Lessons from Mars 500
"The crew is doing well," says Peter Gräf of the German Aerospace Center (Deutsches Zentrum für Luft- und Raumfahrt; DLR), Project Manager for the German part of the mission. He is pleased with the research results thus far: "The scientists working on the 11 German experiments have already started their initial assessments and are very satisfied with the quality of the data."
Harmony among the crew
"We found a pleasant and unexpected feeling of harmony among the crew. The structure of the relationship between crewmembers remained relatively stable throughout the mission." But, as Italian Diego Urbina explained over the loudspeaker in the control room in the days before exiting the spacecraft, there were still things that they longed for during their isolation in the virtual spacecraft: "Of course, I will be delighted to see my family and friends again," he explained, "But I have also missed seeing unfamiliar faces and getting to appreciate other viewpoints."
Stress and isolation
These results are also important for another experiment, in which doctors are studying the effects of stress caused by isolation and unusual living conditions on the immune system.
"We have identified significant changes in the test subjects' immune systems, which are comparable with changes we have also seen in astronauts during actual spaceflights," says Alexander Choukèr of the Ludwig Maximilian University in Munich, summarising the initial results.
To be able to draw conclusions on the condition of the immune system over the course of the 520-day mission, the doctor is analysing blood, urine and saliva samples as well as respiratory gas samples.

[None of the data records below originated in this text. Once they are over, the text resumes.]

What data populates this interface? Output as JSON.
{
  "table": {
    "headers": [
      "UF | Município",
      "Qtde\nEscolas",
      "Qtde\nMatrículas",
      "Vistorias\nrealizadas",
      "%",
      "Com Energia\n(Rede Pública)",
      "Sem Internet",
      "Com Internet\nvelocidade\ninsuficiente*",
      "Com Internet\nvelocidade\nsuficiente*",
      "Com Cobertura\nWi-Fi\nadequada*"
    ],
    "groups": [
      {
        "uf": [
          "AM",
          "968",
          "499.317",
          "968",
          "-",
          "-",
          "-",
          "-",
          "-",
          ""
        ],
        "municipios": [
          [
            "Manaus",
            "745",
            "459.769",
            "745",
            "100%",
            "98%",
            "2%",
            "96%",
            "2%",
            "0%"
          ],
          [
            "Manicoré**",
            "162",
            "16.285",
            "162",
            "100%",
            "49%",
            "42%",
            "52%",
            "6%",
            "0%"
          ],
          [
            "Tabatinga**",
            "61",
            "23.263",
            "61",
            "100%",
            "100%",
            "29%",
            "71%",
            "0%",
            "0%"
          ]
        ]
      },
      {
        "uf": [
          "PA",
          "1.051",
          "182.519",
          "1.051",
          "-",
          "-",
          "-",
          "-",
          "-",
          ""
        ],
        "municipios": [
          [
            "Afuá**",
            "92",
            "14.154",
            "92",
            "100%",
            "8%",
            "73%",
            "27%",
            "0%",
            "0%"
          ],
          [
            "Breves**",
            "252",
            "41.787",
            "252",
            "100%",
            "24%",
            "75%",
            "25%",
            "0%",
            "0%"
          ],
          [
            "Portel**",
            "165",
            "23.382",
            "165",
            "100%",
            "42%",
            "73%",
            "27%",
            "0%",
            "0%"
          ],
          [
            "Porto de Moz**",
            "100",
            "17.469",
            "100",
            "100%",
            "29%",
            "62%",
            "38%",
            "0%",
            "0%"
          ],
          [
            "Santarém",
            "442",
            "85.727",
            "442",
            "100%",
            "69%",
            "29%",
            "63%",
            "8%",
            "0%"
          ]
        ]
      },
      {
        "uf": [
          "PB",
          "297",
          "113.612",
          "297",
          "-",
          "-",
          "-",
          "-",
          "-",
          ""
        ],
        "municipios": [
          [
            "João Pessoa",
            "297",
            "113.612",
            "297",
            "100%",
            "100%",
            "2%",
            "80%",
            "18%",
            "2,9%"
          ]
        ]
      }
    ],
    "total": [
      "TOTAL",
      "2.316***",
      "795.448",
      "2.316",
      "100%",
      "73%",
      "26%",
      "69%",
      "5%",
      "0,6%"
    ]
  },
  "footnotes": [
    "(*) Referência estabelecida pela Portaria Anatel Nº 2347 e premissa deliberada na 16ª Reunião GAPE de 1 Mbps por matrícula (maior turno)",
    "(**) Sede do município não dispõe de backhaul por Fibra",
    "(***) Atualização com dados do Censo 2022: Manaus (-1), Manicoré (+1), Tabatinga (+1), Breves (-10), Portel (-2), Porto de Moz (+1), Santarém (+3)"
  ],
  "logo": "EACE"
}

These results can subsequently be applied to patients who are exposed to stress in intensive care units, for example. The Mars500 cosmonauts are facing yet another study; brain scans will be carried out at the end of November to determine whether the stress of their virtual flight has had any effects on the structure of the brain. "We can compare these with the brain scans taken before the mission, to analyse whether connections between areas of the brain have changed as a result of isolation and stress."
"The test subjects' biological clocks tick differently in the Mars500 container,” says Hanns-Christian Gunga of the Charité university hospital in Berlin.
The scientists recorded the subjects’ body temperatures as they changed over the year and a half. The temperatures dropped by 0.4 degrees Celsius on average and temperature minima and maxima moved to different times of day.
"The temperature is the conductor and the rest of the body is the orchestra," explains Gunga. "During isolation, this orchestra has become slightly off beat." The results of this experiment will also be applicable to shift workers, among others.
Not only was the test subjects' daily routine strictly predetermined, in the first year their diet was also the subject of an experiment by Erlangen University. Using almost 400 different products that can all be bought at any supermarket, Jens Titze's team put together a specific diet in which the volume of salt consumed was significantly reduced over the course of the year. After assessing the first of 6000 blood and urine samples, Titze is certain: "The salt balance in the human body is significantly more complex than previously thought."
Eleven German experiments
Additional experiments focused on the study of bone metabolism, the learning of complex control mechanisms on a computer, improvement of physical fitness through vibration training, autonomous emergency medical care and the effects of exercise on stress and isolation. The German Federal Ministry for Economics and Technology (Bundesministerium für Wirtschaft und Technologie; BMWi) is supporting the 11 German Mars500 mission experiments via DLR.